Basically, I need to fire off a commands within 16.6667ms intervals (1/60th of a second). I found using various timing techniques with the Arduino (using loops with millis(), micros(), delay(), delayMicroseconds(), and even using hardware interrupts) and none ever give me precise timing. The Arduino will usually end up being too fast or too slow by 1ms and sometimes right on the money. I need something more accurate and consistent.
So, that leads me to my questions, I recently ordered an Arduino Mega (I really love these things so I wanted to give this a shot as well) and a Chronodot RTC module. I plan to make a loop that checks the time on the Chronodot and to fire off the commands when 1/60th of a second has passed.

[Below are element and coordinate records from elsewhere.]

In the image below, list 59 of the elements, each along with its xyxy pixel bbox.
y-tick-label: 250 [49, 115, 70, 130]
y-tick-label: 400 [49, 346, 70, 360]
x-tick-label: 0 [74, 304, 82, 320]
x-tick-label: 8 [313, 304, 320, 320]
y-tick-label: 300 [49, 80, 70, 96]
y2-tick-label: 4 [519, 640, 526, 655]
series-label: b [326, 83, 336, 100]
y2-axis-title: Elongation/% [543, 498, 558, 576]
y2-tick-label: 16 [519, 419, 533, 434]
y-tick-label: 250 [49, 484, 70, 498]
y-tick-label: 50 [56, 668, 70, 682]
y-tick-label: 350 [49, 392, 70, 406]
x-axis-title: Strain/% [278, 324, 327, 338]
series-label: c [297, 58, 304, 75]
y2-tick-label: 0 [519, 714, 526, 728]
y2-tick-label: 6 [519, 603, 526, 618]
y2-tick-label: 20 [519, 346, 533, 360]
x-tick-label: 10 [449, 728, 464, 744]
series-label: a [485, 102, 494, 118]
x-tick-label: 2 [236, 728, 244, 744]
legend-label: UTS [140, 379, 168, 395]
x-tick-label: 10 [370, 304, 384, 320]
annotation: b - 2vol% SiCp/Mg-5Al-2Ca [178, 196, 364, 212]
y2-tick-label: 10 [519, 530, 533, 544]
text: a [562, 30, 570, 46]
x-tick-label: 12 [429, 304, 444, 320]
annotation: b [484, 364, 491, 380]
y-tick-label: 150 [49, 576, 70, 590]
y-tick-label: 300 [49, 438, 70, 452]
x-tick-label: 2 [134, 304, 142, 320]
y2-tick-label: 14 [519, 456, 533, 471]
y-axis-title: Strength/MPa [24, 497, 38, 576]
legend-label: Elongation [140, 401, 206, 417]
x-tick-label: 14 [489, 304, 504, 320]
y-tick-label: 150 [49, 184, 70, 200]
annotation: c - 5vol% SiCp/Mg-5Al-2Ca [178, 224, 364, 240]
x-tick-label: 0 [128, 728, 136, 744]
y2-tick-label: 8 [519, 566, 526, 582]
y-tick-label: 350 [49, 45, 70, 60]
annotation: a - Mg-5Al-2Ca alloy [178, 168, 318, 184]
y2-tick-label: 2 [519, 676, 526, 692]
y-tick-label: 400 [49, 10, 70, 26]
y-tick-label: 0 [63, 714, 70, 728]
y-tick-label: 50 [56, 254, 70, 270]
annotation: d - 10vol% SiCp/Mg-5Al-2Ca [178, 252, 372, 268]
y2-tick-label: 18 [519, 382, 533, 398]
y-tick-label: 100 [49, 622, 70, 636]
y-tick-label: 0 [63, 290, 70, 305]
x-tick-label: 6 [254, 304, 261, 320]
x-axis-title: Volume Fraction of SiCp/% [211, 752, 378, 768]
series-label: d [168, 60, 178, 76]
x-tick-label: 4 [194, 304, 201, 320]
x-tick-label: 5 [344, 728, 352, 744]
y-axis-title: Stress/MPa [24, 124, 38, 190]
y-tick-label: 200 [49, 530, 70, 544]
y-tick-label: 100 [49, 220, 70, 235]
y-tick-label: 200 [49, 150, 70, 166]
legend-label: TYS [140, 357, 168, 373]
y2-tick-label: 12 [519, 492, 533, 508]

I've seen examples of the Chronodot on their website:
#include <Wire.h>
void setup()
{
Wire.begin();
Serial.begin(9600);
}
void loop()
{
// send request to receive data starting at register 0
Wire.beginTransmission(104); // 104 is DS3231 device address
Wire.send(0); // start at register 0
Wire.endTransmission();
Wire.requestFrom(104, 3); // request three bytes (seconds, minutes, hours)
while(Wire.available())
{
int seconds = Wire.receive(); // get seconds
int minutes = Wire.receive(); // get minutes
int hours = Wire.receive(); // get hours
seconds = (((seconds & 0b11110000)>>4)*10 + (seconds & 0b00001111)); // convert BCD to decimal
minutes = (((minutes & 0b11110000)>>4)*10 + (minutes & 0b00001111)); // convert BCD to decimal
hours = (((hours & 0b00110000)>>4)*10 + (hours & 0b00001111)); // convert BCD to decimal (assume 24 hour mode)
Serial.print(hours); Serial.print(":"); Serial.print(minutes); Serial.print(":"); Serial.println(seconds);
}
delay(1000);
}
So my questions are:
- Why is the calculation to get the seconds the exact same calculation as getting the minutes?
- How can I convert the data received from the Chronodot into even smaller increments than seconds, for instance, milliseconds, microseconds, nanoseconds, ETC....
- Will using a Chronodot as my timing mechanism give me the consistent results that I am looking for?
Thank you for any help you can provide!